To put it into simple terms what we strive to accomplish with URL Rewrites is to mask our dynamic content by having it appear as a static URL. A URL like Article?Id=52&Page=5 could be rewritten to /Article/ID/52/Page/5/, which to a search engine appears to be a directory with an index.htm (or whatever default / index page your particular web server uses). To see an implementation of Mod Rewrites check out Dr. Madcow’s Web Portal in the Article Section, and Link Archive.

Dynamic Websites and Duplicate Content

If there is one reoccurring theme I see in a lot of dynamic websites on the internet is that they can sometimes present the same content on multiple pages. An example of this is when you visit a website that allows you to “view a printer friendly version of this page”, a better web solution implementation would be to develop a printer friendly Cascading Stylesheet.

Another goal is also to avoid having any additional URLs on you site such as Links for changing currency with a redirect script, links to “Email to a friend” pages, or anything related to this. Always use Forms to POST date like this so that the same page, or a static page to reduce page count. This issue seems to plague a lot of custom developed ecommerce / CMSes. I’ve actually see CMSes that will present up to 5 URL / Links for each page, in the long run the spiders got so confused in indexing the catalog that some of the main content pages were not cached.

Internal Site Navigation

If built properly most websites will never have a need for an XML Sitemap, other than to get their new pages indexed that much quicker (Ecommerce & Enterprise being exceptions). I will however recommend that every website have a user accessible Sitemap linked from every page to aide your users, and for internal linking.

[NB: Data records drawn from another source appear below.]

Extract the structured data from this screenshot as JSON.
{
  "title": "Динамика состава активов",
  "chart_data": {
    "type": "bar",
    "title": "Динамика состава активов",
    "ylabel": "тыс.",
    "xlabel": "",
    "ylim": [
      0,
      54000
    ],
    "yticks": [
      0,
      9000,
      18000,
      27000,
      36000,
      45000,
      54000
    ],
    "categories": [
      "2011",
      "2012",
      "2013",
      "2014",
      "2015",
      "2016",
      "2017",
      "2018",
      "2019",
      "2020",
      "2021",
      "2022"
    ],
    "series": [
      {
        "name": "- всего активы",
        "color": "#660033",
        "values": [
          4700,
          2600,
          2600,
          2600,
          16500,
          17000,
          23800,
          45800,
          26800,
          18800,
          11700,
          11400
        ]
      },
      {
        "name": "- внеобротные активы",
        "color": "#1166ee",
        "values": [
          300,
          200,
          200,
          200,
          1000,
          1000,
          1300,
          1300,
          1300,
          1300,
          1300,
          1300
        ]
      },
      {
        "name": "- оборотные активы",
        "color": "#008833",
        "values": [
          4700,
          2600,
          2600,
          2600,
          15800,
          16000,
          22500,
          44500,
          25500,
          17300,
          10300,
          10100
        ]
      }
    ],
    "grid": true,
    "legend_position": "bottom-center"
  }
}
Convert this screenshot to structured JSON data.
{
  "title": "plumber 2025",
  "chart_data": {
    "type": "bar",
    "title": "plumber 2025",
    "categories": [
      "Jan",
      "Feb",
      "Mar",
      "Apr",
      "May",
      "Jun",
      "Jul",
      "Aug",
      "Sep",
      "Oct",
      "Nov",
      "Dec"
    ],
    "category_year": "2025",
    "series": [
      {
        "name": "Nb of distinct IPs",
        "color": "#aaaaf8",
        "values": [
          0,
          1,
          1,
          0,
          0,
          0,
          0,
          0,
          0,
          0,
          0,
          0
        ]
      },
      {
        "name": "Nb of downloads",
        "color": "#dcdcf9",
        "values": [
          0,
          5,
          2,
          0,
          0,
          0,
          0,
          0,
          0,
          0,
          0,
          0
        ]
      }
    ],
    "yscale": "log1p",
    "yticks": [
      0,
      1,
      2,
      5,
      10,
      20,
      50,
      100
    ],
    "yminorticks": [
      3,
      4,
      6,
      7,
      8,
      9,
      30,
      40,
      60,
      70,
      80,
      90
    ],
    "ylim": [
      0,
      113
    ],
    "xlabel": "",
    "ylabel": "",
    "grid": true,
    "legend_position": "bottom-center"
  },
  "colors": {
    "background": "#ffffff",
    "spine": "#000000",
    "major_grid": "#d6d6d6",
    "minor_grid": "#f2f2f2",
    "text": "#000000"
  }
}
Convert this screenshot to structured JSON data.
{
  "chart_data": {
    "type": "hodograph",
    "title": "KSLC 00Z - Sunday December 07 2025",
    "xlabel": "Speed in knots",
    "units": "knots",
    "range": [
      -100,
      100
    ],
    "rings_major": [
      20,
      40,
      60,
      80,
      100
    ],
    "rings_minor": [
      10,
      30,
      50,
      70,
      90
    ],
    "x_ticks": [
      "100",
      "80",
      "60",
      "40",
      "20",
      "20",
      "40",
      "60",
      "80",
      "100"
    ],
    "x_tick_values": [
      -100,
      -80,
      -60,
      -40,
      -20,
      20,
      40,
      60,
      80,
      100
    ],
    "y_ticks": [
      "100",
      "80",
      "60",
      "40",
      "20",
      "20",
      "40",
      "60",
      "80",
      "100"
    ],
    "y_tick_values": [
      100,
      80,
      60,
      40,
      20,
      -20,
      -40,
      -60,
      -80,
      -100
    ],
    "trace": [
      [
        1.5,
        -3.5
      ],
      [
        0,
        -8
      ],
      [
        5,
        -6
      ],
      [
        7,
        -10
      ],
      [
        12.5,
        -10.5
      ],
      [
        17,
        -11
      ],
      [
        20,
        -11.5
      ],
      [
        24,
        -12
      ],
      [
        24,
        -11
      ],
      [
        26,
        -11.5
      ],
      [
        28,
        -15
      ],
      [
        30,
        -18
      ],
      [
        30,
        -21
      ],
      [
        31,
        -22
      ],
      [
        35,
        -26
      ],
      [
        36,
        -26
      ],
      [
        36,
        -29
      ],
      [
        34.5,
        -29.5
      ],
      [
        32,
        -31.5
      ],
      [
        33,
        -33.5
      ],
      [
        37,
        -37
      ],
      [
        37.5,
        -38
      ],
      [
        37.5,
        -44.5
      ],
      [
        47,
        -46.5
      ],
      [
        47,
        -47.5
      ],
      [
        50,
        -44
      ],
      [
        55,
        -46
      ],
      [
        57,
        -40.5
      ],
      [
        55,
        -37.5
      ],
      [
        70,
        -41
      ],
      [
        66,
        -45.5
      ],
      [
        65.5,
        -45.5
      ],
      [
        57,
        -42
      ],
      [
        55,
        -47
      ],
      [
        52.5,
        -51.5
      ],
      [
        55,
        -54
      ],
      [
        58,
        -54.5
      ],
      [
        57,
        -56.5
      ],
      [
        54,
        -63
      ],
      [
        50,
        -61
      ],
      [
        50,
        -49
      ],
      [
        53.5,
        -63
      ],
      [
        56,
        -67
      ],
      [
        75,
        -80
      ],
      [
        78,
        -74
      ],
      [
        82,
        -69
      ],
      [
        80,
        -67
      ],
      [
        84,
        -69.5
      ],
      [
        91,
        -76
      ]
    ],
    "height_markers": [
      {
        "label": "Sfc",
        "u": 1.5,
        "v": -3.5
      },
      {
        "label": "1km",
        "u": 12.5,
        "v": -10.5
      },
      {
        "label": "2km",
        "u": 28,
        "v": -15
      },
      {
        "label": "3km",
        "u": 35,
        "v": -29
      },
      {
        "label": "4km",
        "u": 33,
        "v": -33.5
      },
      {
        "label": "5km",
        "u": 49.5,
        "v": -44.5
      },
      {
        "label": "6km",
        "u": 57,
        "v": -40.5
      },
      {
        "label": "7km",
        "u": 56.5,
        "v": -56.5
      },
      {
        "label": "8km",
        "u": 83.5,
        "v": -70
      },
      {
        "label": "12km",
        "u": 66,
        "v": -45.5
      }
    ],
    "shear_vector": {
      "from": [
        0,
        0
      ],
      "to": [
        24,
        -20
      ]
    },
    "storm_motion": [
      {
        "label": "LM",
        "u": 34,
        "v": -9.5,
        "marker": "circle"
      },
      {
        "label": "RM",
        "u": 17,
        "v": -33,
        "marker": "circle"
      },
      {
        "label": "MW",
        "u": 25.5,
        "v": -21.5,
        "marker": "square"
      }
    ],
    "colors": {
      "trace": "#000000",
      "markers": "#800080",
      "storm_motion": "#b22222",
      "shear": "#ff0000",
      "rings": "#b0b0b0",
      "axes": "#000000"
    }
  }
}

Most sites with indexing problems have issues with their internal page linking structure. The biggest of all these issues are websites that implement pure javascript navigation based system, these systems depend on Javascript to insert HTML into pages as there rendered. Now Google can parse javascript menus to find URLs, however all of these pages will only be linked from the JS, and not the pages there located on (expect no internal pagerank passing). The best Javascript menus are menus that manipulate your code on your page to change which sections are being displayed via CSS. An example of a hybrid CSS / Javascript menu that I like is QuickMenu by OpenCube (these guys have a great support department).

Keep I mind the more internal links you have to a page, the more internal strength this page will be given. So when in doubt link it up.

Testing Your Site Structure

When it comes to reliable website deploying all I can say is “Test It, Test It, and then Test It Some More”. When testing structure I rely on 3 different programs / firefox extensions. The first is Xenu Link Slueth, this is a great tool to run on your website to figure out how many pages can be spidered, and to find dead links. The second is the Web Developer Extension for Firefox, make sure you always validate your code when you make changes. And the last is consult Google and Yahoo to see how many pages are in your index compared to how many pages Xenu found, on Yahoo or Google type (Don’t use Live’s site: function it is useless).

After you’ve finished testing your code if you need to debug it I strongly recommend the Firebug Firefox Extension, and the IE7 Developer Toolbar.


When trying to maximize your organic rankings your internal structure is paramount, consider your site structure to be equivalent to the foundation of your house. If your foundation is not built adequately your house may be livable, but may have long term issues. With websites your long term issues will be a failure to maximize your ROI of your website, so practice safe and smart structure.